Sehingga di bagian lain tulisannya, Sayyid Qutb menulis: “Inilah bentuk da'wah yang menyeru kepada Allah sepanjang perputaran sejarah manusia. Tujuannya adalah "Islam". Atau penyerahan. Penyerahan hamba kepada Rabb hamba itu. Melarang mereka untuk menyembah hamba (manusia) yang lain dan menyuruh mereka untuk hanya menyembah Allah saja. Mengeluarkan manusia dari lingkaran kekuasaan hamba dan memasukkan mereka kepada lingkaran Allah dalam hal kepenguasaan, hukum, nilai dan tradisi. Dalam segala segi persoalan kehidupan. Tentang persoalan inilah Islam datang dengan perantaraan Muhammad صلى الله عليه و سلم . Sebagaimana dahulunya Islam telah datang di tangan para Rasul yang mulia Islam datang untuk mengembalikan manusia kepada penguasaan Allah.
Kekuasaan yang mengatur hidup manusia haruslah kekuasaan yang mengatur adanya manusia itu. Manusia tidak boleh menyeleweng dan mengadakan sistim sendiri, kekuasaan sendiri, kebijaksanaan sendiri, lain dari sistim, kekuasaan dan kebijaksanaan (Allah) Yang telah mengatur seluruh alam semesta. Dia (Allah) yang bahkan telah mengatur adanya manusia itu sendiri dalam kehidupan mereka yang di luar kehendak mereka. Manusia tunduk kepada undang-undang fitri yang telah dibuat Rabb dalam penciptaan dan pertumbuhan mereka, dalam sehat-sakitnya mereka, dan dalam hidup-matinya mereka. Sebagaimana halnya manusia itu harus tunduk kepada undang-undang ini dalam persatuan sosial mereka dan kepada akibat yang mereka derita sebagai hasil kebebasan gerakan mereka sendiri. Mereka tidak sanggup merubah sunnatullah dalam hal peraturan alam-semesta yang mengatur alam semesta ini dan tindak-tanduknya.” (Buku “Petunjuk Jalan” Sayyid Qutb- Media Da’wah- hlm 67)

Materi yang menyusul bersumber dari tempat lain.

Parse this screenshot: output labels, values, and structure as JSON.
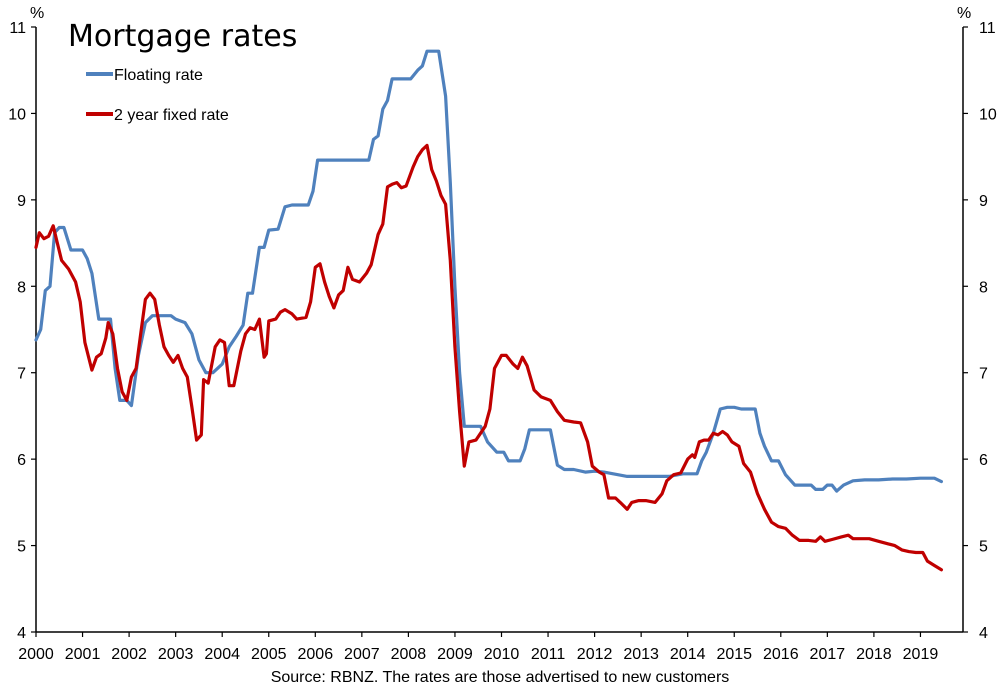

Berdasarkan itu, maka sepatutnya setiap manusia memeluk dienullah Al-Islam, menerima syariat Allah سبحانه و تعالى dan tunduk kepada hukum Al-Qur’an bila ia ingin menjalani hidup yang selaras antara aspek fitri dirinya yang tunduk kepada sunnatullah aturan Allah سبحانه و تعالى yang berlaku di alam semesta, dengan aspek iradi (kehendak) yang membebaskan dirinya memilih antara menjadi mu’min taat atau kafir ingkar kepada Allah سبحانه و تعالى Rabb semesta alam. Bila ia memilih menjadi mu’min taat berarti ia bakal menjalani kehidupan yang selaras dan serasi dengan gerak alam dan gerak fisik dirinya. Bila ia memilih menjadi kafir yang ingkar kepada Allah سبحانه و تعالى , maka ia menjalani kehidupan yang kontradiktif dengan gerak fisik dirinya dan dengan gerak alam yang melingkupinya.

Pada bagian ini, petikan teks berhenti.